House and Senate budget negotiators say they’re not close to an agreement but plan to keep at it.

“We’re trying to find common ground, but we’re not there yet,” said House Budget Committee Chairman Paul Ryan, R-Wis. He said Republicans and Democrats have spent lots of time in the recent past airing their differences but it’s now time to find a way to strike an accord. “The hard part is figuring out where we agree,” Ryan said.

Ryan convened a public meeting of negotiators Wednesday, but the session was devoted to speechmaking and hearing testimony from Congressional Budget Office Director Douglas Elmendorf rather than actual negotiation.

The real talks are taking place behind closed doors between Ryan and Senate Budget Committee Chairman Patty Murray, D-Wash. The duo met most recently Tuesday evening.

Murray said the two “have had a number of discussions since our last meeting, regarding the parameters of a potential deal, and I’ve been very encouraged by those conversations. They are going to continue in the days ahead, and I’m hopeful we will get to a bipartisan compromise very soon.”

The talks are centered on finding ways to cut spending and special interest tax breaks to replace automatic across-the-board spending cuts that are slamming the Pentagon and domestic agencies. Ryan and Murray are tight-lipped about how well the negotiations are going but many outside observers think the negotiations will get hung up over taxes.

Murray wants to use tax revenue generated by closing tax loopholes and preferences to pay for some of the cost of providing relief from the automatic cuts known as sequestration. Options including eliminating a “carried interest” exemption that allows wealthy hedge fund managers to pay a lower tax rate than salaried workers.

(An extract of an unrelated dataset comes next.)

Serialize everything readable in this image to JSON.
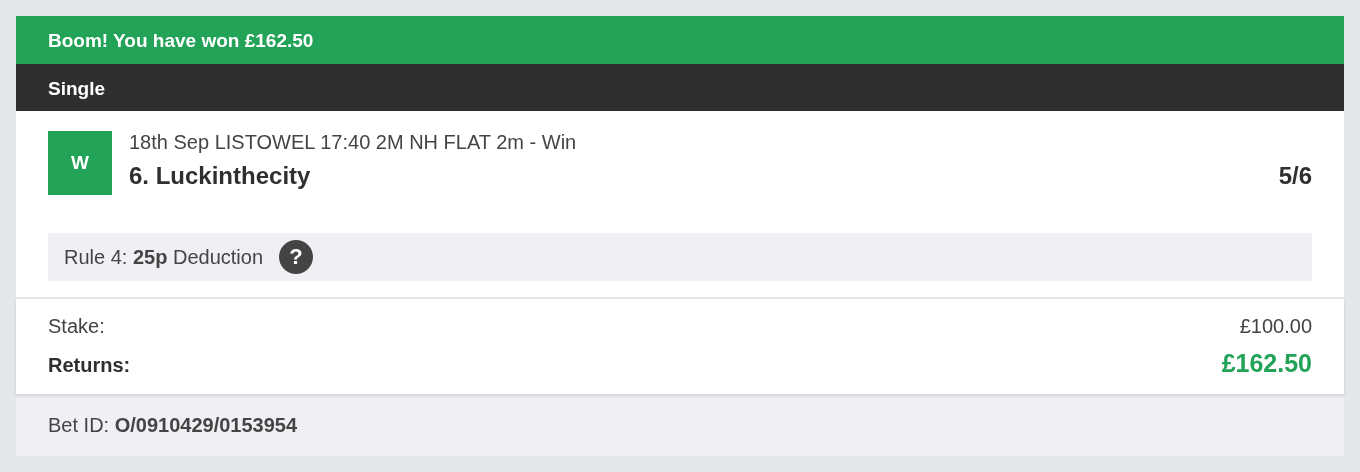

But Ryan and other Republicans oppose using such revenues to finance government spending. They instead want to curb loopholes and other major tax breaks but use the resulting revenue to lower income tax rates while reforming the hopelessly complex U.S. tax code. Ryan wants to cut so-called mandatory spending from the roughly two-thirds of the budget that operates on autopilot instead of being funded through annual appropriations bills.

Ryan has suggested ideas like requiring wealthier Medicare beneficiaries to pay higher premiums and curbing the explosive growth of the military’s Tricare health program.

Elmendorf issued familiar warnings about the corrosive effects on the economy of the growing national debt and said a larger budget agreement addressing the nation’s long-term fiscal ills would be better than simply addressing sequestration for a couple of years.

“Big steps are better than small steps, but small steps are better than no steps at all,” Elmendorf said.

“This is my third time around so I’m not going to make any predictions,” said Rep. James Clyburn, D-S.C., who’s participated in prior talks in 2011 on the deficit “supercommittee” and a group led by Vice President Joe Biden. “All I’m going to say is I’m very hopeful. And I think there’s a much better climate this time than last time.”

House-Senate negotiators are working against an informal Dec. 13 deadline to reach a deal, but top members of the House and Senate Appropriations committees — responsible for drafting an “omnibus” spending measure to fund agency budgets — want an earlier agreement that would give them more time to do their work.

Some Republicans, like Charles Grassley of Iowa and tea partyers in the House, oppose easing the sequestration cuts. Others, especially defense hawks worried about the Pentagon’s budget, are eager for an agreement.

“Sequestration is working,” Grassley said. “You can’t raise taxes high enough to satisfy the appetite of Washington to spend money.”